An idempotent function is a function which, when called multiple times with the same parameters, will not result in any change after the first call. As Wikipedia puts it:

Idempotence is the property of certain operations in mathematics and computer science whereby they can be applied multiple times without changing the result beyond the initial application

Why is idempotency useful?

Consider that Lightbus events will be delivered at least once. This is in comparison to RPCs which are called at most once. This is not Lightbus trying to be awkward, rather it is because it is theoretically impossible to ensure exactly-once delivery.

Lightbus therefore guarantees you that events will always arrive, but with the trade-off that sometimes the event may arrive multiple times. In the wost case, your event handlers will be executed multiple times.

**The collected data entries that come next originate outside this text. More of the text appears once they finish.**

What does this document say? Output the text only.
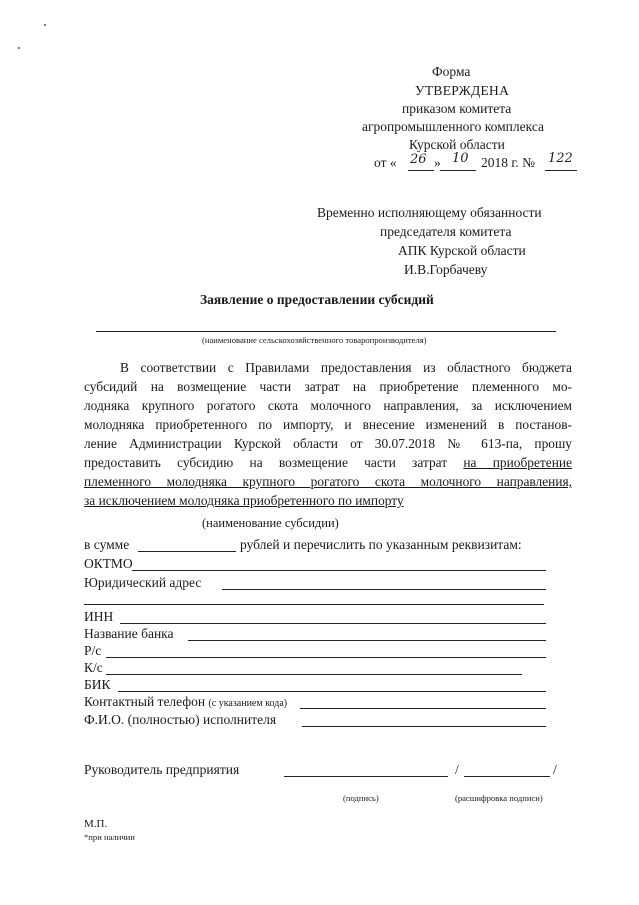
Форма
УТВЕРЖДЕНА
приказом комитета
агропромышленного комплекса
Курской области
от « 26 » 10 2018 г. № 122
Временно исполняющему обязанности
председателя комитета
АПК Курской области
И.В.Горбачеву
Заявление о предоставлении субсидий
(наименование сельскохозяйственного товаропроизводителя)
В соответствии с Правилами предоставления из областного бюджета
субсидий на возмещение части затрат на приобретение племенного мо-
лодняка крупного рогатого скота молочного направления, за исключением
молодняка приобретенного по импорту, и внесение изменений в постанов-
ление Администрации Курской области от 30.07.2018 № 613-па, прошу
предоставить субсидию на возмещение части затрат на приобретение
племенного молодняка крупного рогатого скота молочного направления,
за исключением молодняка приобретенного по импорту
(наименование субсидии)
в сумме	рублей и перечислить по указанным реквизитам:
ОКТМО
Юридический адрес
ИНН
Название банка
Р/с
К/с
БИК
Контактный телефон (с указанием кода)
Ф.И.О. (полностью) исполнителя
Руководитель предприятия	/	/
(подпись)	(расшифровка подписи)
М.П.
*при наличии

In some cases this will not cause a problem. For example, an event handler which performs a simple update to a record with a specific ID. Executing this update a second time will leave the record in the same state it was in after the first execution.

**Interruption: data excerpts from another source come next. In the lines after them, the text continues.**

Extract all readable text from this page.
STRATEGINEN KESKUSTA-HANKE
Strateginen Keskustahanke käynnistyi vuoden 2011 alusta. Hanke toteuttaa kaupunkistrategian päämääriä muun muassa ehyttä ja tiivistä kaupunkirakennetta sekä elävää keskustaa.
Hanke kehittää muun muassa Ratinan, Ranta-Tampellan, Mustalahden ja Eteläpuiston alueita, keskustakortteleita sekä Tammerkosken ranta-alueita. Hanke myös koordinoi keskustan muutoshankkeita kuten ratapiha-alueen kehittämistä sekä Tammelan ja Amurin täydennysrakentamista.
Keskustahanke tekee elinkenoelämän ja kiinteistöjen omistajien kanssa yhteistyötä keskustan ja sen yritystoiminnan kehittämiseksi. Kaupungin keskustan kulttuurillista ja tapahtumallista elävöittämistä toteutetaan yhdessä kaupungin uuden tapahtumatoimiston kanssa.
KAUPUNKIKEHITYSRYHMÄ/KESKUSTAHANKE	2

However, an event handler which creates a new record will face a problem. If the event handler is executed twice then two records will be created, even though the event was identical in both cases.

Ensuring idempotency for database operations

A simple and reliable way to ensure idempotency is through the use of UUIDs and upserts.

A UUID is a standard way of producing a globally unique ID. An upsert is a combination of an 'update' and an 'insert' which says: *'Insert this record, but if you find a duplicate then update it instead'.

Take the following event handler as an example:

# BAD, not idempotent
def handle_page_view(event, url):
    db.execute("INSERT INTO views (url)")

This is not an idempotent event handler because multiple invocations for the same event will result in multiple records being created.

An idempotent version of the above can be rewritten as:

# GOOD, idempotent
def handle_page_view(event, uuid, url):
    try:
        # Try to perform an insert first (this should normally work fine)
        db.execute("INSERT INTO views (%s, %s)", [uuid, url])
    except IntegrityError:
        # UUID already exists, so do an update
        db.execute("UPDATE views SET url = %s WHERE view_uuid = %s", [url, uuid])

This handler can be executed any number of times for the same parameters without ever creating duplicate records. It is idempotent.

Note that the views table must include a UUID column which is UNIQUE, otherwise an error would not be raised. Additionally, the code which fires the event must now provide a value for the UUID parameter.

Many databases and frameworks provide direct support for performing upsert operations which will make the above simpler (and therefore less error prone).

Upserts in Django

Django provides the update_or_create() method which serves exactly this purpose:

# Idempotent
def handle_page_view(event, uuid, url):
    Views.objects.update_or_create(uuid=uuid, defaults={'url': url})

Upserts in SQL

Many relational databases can also perform upsert in a single SQL query:

INSERT INTO views (uuid, url) VALUES ('uuid-here', 'http://lightbus.org') 
ON CONFLICT (uuid) 
DO UPDATE SET url = 'http://lightbus.org';

Ensuring idempotency in other cases

There are additional areas where idempotency can become relevant:

  • Event handlers which call external APIs
  • Event handlers which send email

Handling these cases is beyond the scope of this documentation. Rest APIs which support idempotency keys will likely help here 1. You may also decide that multiple invocations are acceptable in some situations as long as they are sufficiently rare (for example, sending emails).